Minnesota Discovery Center

Iron Range Veterans' Memorial

Key image for: Iron Range Veterans' Memorial

The Iron Range Veterans Memorial—located in Chisholm next to the entrance to Minnesota Discovery Center—was dedicated on October 14, 2000. That date is noteworthy, for it marks General Dwight D. Eisenhower’s birthday (1890) and Nazi Germany’s withdrawal from the Geneva disarmament conference and the League of Nations (1933).

Led by members Henry Brusacoram (1925-2006), Dennis Jacobson (1942-), and Paul Marturano, Sr. (1927-), American Legion Press-Lloyd Post No. 247 (Chisholm) led the effort to update the memorial site. The original memorial consisted of the United States, Minnesota, and POW/MIA flags. These flags now ascend from a star shaped cutout filled with white rock.
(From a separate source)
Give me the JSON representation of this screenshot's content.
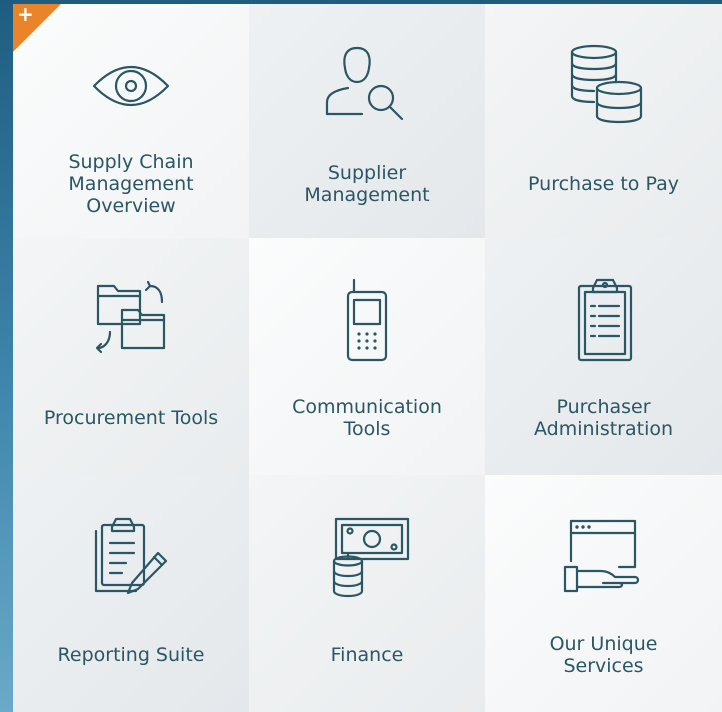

Behind this trio is a second row of eight service flags representing the Air Force, Army, Coast Guard, Marines, Merchant Marine, National Oceanic and Atmospheric Administration, Navy, and Public Health Services. A rock wall that resembles the remains of a bombed out shelter encloses the memorial. Through a window in the wall, observers can spy the Iron Man statue, which signifies, in part, the area miners’ contributions to President Roosevelt’s famed “Arsenal of Democracy.”

The memorial is flanked on either side by federally loaned military vehicles. To the left is a Minnesota National Guard UH-1H Iroquois “Huey” helicopter while a M60A3 tank rests to the right. Post members estimated that the memorial’s expansion cost nearly $130,000, primarily with in-kind services and additional donations.
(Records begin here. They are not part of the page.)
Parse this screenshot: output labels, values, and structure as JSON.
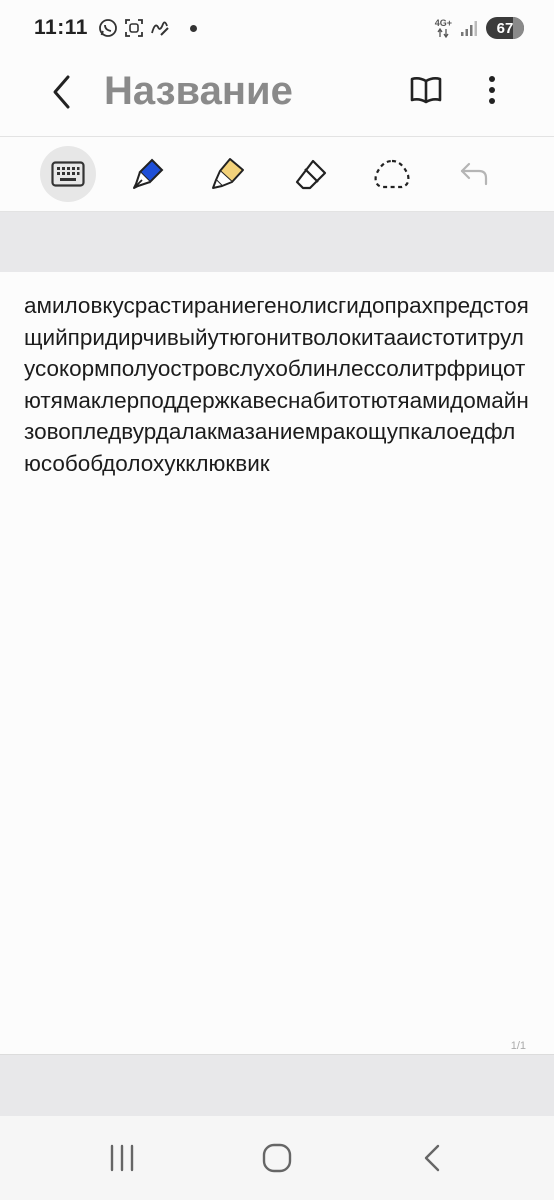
{
  "status_bar": {
    "time": "11:11",
    "icons": [
      "whatsapp-icon",
      "scan-icon",
      "handwriting-icon"
    ],
    "network": "4G+",
    "battery": "67"
  },
  "header": {
    "title": "Название",
    "back_icon": "chevron-left-icon",
    "book_icon": "book-icon",
    "more_icon": "more-vertical-icon"
  },
  "toolbar": {
    "tools": [
      {
        "name": "keyboard",
        "icon": "keyboard-icon",
        "active": true
      },
      {
        "name": "pen",
        "icon": "pen-icon",
        "color": "#1e4fd8"
      },
      {
        "name": "highlighter",
        "icon": "highlighter-icon",
        "color": "#f3d27a"
      },
      {
        "name": "eraser",
        "icon": "eraser-icon"
      },
      {
        "name": "lasso",
        "icon": "lasso-icon"
      },
      {
        "name": "undo",
        "icon": "undo-icon",
        "enabled": false
      }
    ]
  },
  "page": {
    "text": "амиловкусрастираниегенолисгидопрахпредстоящийпридирчивыйутюгонитволокитааистотитрулусокормполуостровслухоблинлессолитрфрицотютямаклерподдержкавеснабитотютяамидомайнзовопледвурдалакмазаниемракощупкалоедфлюсобобдолохукклюквик",
    "page_number": "1/1"
  },
  "nav_bar": {
    "recents_icon": "recents-icon",
    "home_icon": "home-icon",
    "back_icon": "back-icon"
  }
}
In 2004, a Lockheed F-94C Starfire (serial number 51-13570 painted as 51-13560) joined the fight. These fighters last actively served with Duluth’s 179th Fighter-Interceptor Squadron in 1959. Former squadron photographer and Press-Lloyd Post No. 247 member Lou Novak (1927-2014) spearheaded the effort to transfer the jet from Chisholm’s Minnesota Museum of Mining to the memorial. Duluth’s 148th Fighter Wing refurbished the jet, and Hibbing’s Furin & Shea fabricated the support structure—all as in-kind services.
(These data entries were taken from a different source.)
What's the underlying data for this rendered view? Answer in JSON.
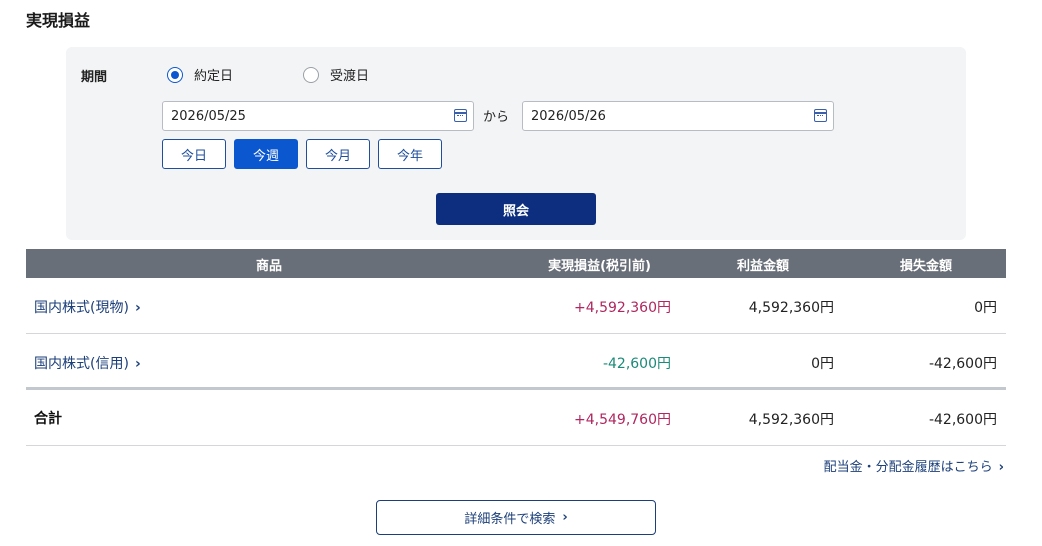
{
  "page": {
    "title": "実現損益"
  },
  "filter": {
    "period_label": "期間",
    "radio_options": [
      {
        "label": "約定日",
        "checked": true
      },
      {
        "label": "受渡日",
        "checked": false
      }
    ],
    "date_from": "2026/05/25",
    "date_to": "2026/05/26",
    "separator": "から",
    "quick_buttons": [
      {
        "label": "今日",
        "active": false
      },
      {
        "label": "今週",
        "active": true
      },
      {
        "label": "今月",
        "active": false
      },
      {
        "label": "今年",
        "active": false
      }
    ],
    "search_button": "照会"
  },
  "table": {
    "headers": [
      "商品",
      "実現損益(税引前)",
      "利益金額",
      "損失金額"
    ],
    "rows": [
      {
        "product": "国内株式(現物)",
        "realized": "+4,592,360円",
        "realized_sign": "positive",
        "profit": "4,592,360円",
        "loss": "0円"
      },
      {
        "product": "国内株式(信用)",
        "realized": "-42,600円",
        "realized_sign": "negative",
        "profit": "0円",
        "loss": "-42,600円"
      }
    ],
    "total": {
      "label": "合計",
      "realized": "+4,549,760円",
      "profit": "4,592,360円",
      "loss": "-42,600円"
    }
  },
  "links": {
    "dividend_history": "配当金・分配金履歴はこちら",
    "detail_search": "詳細条件で検索"
  },
  "colors": {
    "accent": "#0b57d0",
    "navy_button": "#0d2e7e",
    "header_bg": "#696f78",
    "positive": "#b0265e",
    "negative": "#1b8a78"
  },
  "icons": {
    "chevron": "chevron-right-icon",
    "calendar": "calendar-icon"
  }
}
In 2012, Navy veterans were feted with the addition of an 11-ton anchor from USS Mount Baker (AE-4). The anchor is surrounded by a ring of projectiles. The memorial’s most recent addition—a granite monument listing Chisholm’s fallen soldiers—arrived in 2014. The monument had been displayed previously in the courtyard between Chisholm’s city hall and public library.